Juncker, et ensuite?

Le Conseil européen ayant proposé le Jean-JunckerClaude Juncker à la présidence de la Commission européenne, cette question est aujourd’hui réglée puisque le Parlement a avalisé mardi 15 juillet ce choix sans difficulté, l’impétrant étant le choix des principales formations politiques qui y sont représentées.

Jean-Claude Juncker n’a pas le charme de la nouveauté, comme s’est plu à le rappeler David Cameron. Mais il n’en reste pas moins l’un des meilleurs prétendants à ce poste: expérimenté, doté de réelles convictions pro-européennes et fédéralistes, fin connaisseur de la machine européenne, polyglotte, etc. Rares étaient ses concurrents capables d’aligner autant d’atouts.

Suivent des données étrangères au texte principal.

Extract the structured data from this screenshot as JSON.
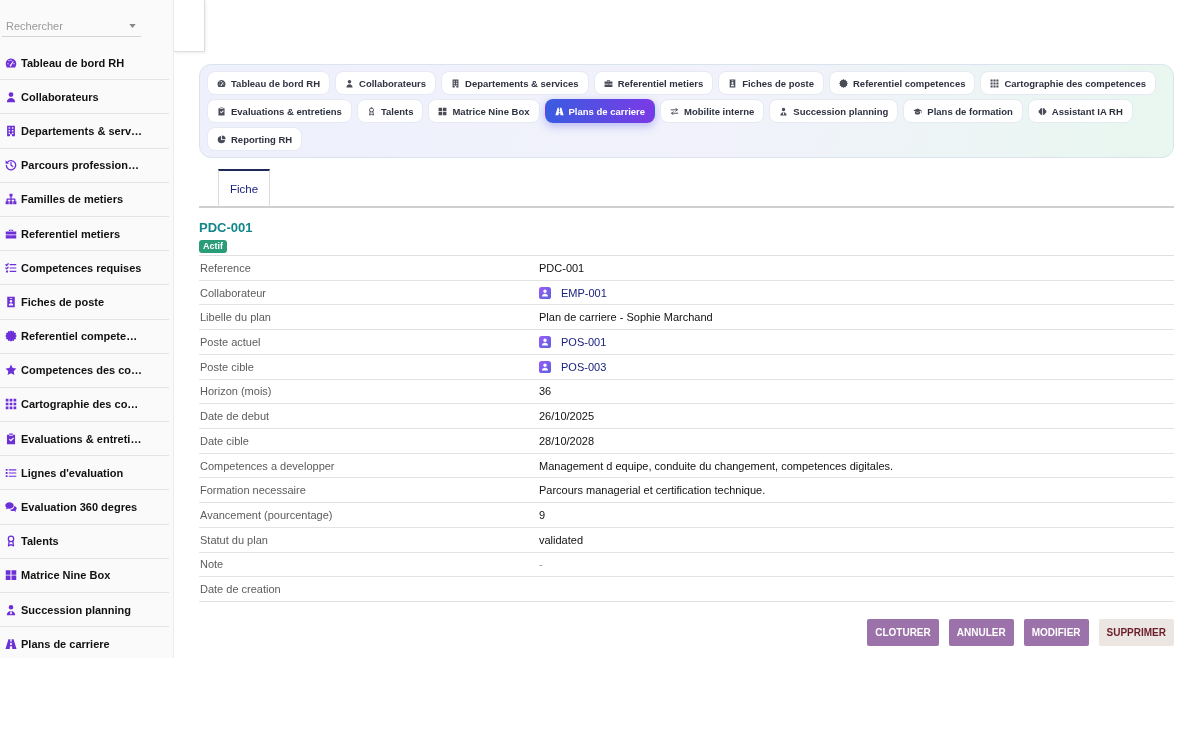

Est-ce à dire que la bataille des postes est désormais réglée?Certainement pas. Le Parlement, et surtout la démocratie européenne, ont gagné une première bataille. Face à un Conseil européen qui menaçait de tuer dans l’œuf toute tentative de faire des élections européennes un rendez-vous réellement signifiant, dont émergerait le nom du président de la Commission, la détermination du Parlement, et notamment des principaux partis politiques pro-européens (PSE, PPE, Verts, Libéraux), a payé.

Mais Jean-Claude Juncker ne pourra rien faire si l’équipe qui lui est confiée n’est pas à la hauteur. De manière assez heureuse, les 6 années de crise que l’Union européenne vient de traverser semblent avoir fait prendre conscience aux États Membres qu’il n’est pas inutile d’investir dans la sphère bruxelloise. Sans anticiper excessivement, les chefs d’État et de gouvernement ne devraient pas rééditer le calamiteux marchandage de 2009 dont était ressorti un triumvirat fantomatique. Pour la France, Pierre Moscovici ou Elisabeth Guigou sont des personnalités compétentes et reconnues. L’Italie souhaiterait profiter de l' »effet Renzi » pour placer sa Ministre des Affaires Étrangères au poste actuellement occupé par Catherine Ashton. L’Allemagne semble vouloir conserver Gunther Öttinger qui aurait été nommé en 2010 parce qu’Angela Merkel souhaitait l’éloigner de Berlin, mais qui s’est finalement imposé comme un Commissaire sérieux, notamment dans les relations énergétiques avec la Russie. Pour remplacer Catherine Ashton, la Pologne comme la Suède ont indiqué qu’elles verraient également bien respectivement Radek Sikorski et Carl Bildt, deux profils compétents, même si le premier a un engagement européen et une vision intégratrice sans commune mesure avec le second.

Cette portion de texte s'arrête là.